CSHCN 2009 > Renal Dialysis > Benefits, Limitations, and Authorization Requirements

   
 

31.3.2 Method II Home Dialysis (Dealing Direct)

If the client is working directly with a single supplier to obtain supplies and equipment for home dialysis, the supplier must submit the appropriate procedure codes for the equipment and supplies provided to the client for the home dialysis. The selected supplier cannot be a dialysis facility but must maintain a written agreement with a support dialysis facility to provide backup and support services.

The support facility may bill the following revenue codes:

Revenue Code
Description
Limitation*

845

CAPD (outpatient/home) - support services

Monthly

855

CCPD (outpatient/home) - support services

Monthly

* Medically necessary support services denied as exceeding the limitation may be appealed with documentation of medical necessity.

Examples of dialysis support services include, but are not limited to:

Changing the connecting tube (administration set).

Observing the client or caregiver performing dialysis and validating that they are correctly performing the procedure.

Documenting past or present peritonitis events requiring hospitalization or physician intervention.

Inspecting the catheter site for infection and patency.

Emergency home visits by end-stage renal disease (ESRD) facility staff as needed.

ESRD related laboratory tests that are included in the composite rate.

Assuring that the water supply is of the appropriate quality.

Testing and appropriate treatment of water used in dialysis.

Monitoring the functioning of dialysis equipment.

The routine laboratory services listed in the table in Section 31.3.1, "In-Facility Services and Method I Home Dialysis Services", are included in the support services and are not considered separately for reimbursement.
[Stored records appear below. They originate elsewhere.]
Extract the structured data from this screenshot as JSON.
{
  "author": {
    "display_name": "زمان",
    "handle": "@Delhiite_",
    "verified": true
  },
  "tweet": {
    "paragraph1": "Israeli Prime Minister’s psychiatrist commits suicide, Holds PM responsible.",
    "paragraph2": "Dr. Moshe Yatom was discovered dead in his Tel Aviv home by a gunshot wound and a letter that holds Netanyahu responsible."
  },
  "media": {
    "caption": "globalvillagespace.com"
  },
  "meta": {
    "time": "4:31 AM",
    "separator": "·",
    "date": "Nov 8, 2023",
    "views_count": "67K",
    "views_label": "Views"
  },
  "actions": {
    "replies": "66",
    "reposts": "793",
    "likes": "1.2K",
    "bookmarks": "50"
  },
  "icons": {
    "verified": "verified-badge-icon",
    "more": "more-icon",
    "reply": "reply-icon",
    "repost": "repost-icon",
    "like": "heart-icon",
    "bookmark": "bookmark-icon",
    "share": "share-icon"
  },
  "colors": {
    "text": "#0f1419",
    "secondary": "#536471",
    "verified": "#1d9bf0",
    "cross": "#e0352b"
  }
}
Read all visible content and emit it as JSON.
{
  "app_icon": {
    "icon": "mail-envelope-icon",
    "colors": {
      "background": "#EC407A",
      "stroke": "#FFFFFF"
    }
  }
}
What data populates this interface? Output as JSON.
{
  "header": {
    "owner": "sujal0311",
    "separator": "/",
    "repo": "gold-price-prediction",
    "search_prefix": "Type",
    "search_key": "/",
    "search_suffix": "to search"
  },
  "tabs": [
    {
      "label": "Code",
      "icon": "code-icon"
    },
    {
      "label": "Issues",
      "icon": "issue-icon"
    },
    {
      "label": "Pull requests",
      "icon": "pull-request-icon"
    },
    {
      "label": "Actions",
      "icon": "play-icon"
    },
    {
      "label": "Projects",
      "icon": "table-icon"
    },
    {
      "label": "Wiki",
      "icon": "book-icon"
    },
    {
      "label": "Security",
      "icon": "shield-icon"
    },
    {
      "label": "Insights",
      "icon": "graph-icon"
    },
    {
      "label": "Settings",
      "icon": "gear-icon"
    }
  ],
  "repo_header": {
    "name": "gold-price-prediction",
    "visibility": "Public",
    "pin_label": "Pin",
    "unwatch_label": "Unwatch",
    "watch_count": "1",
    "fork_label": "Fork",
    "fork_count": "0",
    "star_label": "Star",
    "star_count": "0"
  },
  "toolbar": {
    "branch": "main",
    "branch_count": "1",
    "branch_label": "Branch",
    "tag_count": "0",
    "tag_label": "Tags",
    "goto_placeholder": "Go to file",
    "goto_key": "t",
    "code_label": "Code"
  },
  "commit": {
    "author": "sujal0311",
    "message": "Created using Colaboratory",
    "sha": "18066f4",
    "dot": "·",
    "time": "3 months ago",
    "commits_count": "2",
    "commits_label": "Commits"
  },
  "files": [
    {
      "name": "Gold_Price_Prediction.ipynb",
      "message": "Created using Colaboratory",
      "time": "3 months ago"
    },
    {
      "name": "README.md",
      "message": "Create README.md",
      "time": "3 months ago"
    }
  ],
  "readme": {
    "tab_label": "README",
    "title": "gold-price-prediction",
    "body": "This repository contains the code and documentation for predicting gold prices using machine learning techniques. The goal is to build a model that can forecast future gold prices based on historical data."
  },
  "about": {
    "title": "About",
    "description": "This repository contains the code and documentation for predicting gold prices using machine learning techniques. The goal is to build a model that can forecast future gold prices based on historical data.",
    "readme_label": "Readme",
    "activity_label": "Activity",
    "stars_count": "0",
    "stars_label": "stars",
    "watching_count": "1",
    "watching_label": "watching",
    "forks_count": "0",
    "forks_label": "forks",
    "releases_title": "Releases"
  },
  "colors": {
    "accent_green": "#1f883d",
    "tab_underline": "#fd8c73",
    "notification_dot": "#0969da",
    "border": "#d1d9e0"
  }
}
When one of these laboratory tests is required more frequently than the limitation indicated in the table, renal dialysis facility providers should bill the appropriate procedure code with modifier 91 for separate reimbursement.

The supply company must bill the appropriate procedure code(s) for the dialysis supplies. The following supplies may be reimbursed:

Procedure Codes

A4651

A4652

A4653

A4657

A4660

A4663

A4670

A4671

A4672

A4673

A4674

A4680

A4690

A4706

A4707

A4708

A4709

A4714

A4719

A4720

A4721

A4722

A4723

A4724

A4725

A4726

A4730

A4736

A4737

A4740

A4750

A4755

A4760

A4765

A4766

A4772

A4773

A4774

A4802

A4860

A4911

A4913

A4918

A4927

A4928

A4929

A4930

A4931

A4932

E1592

E1594

E1630

E1634

E1637

E1639

E1699

Supplies, equipment, and support services for clients working with a single supplier to obtain supplies and equipment for home dialysis may be reimbursed separately up to the total monthly allowable amount.

If more than one claim for support services is received per month, the additional claims are denied. The denied claims may be appealed with documentation of medical necessity.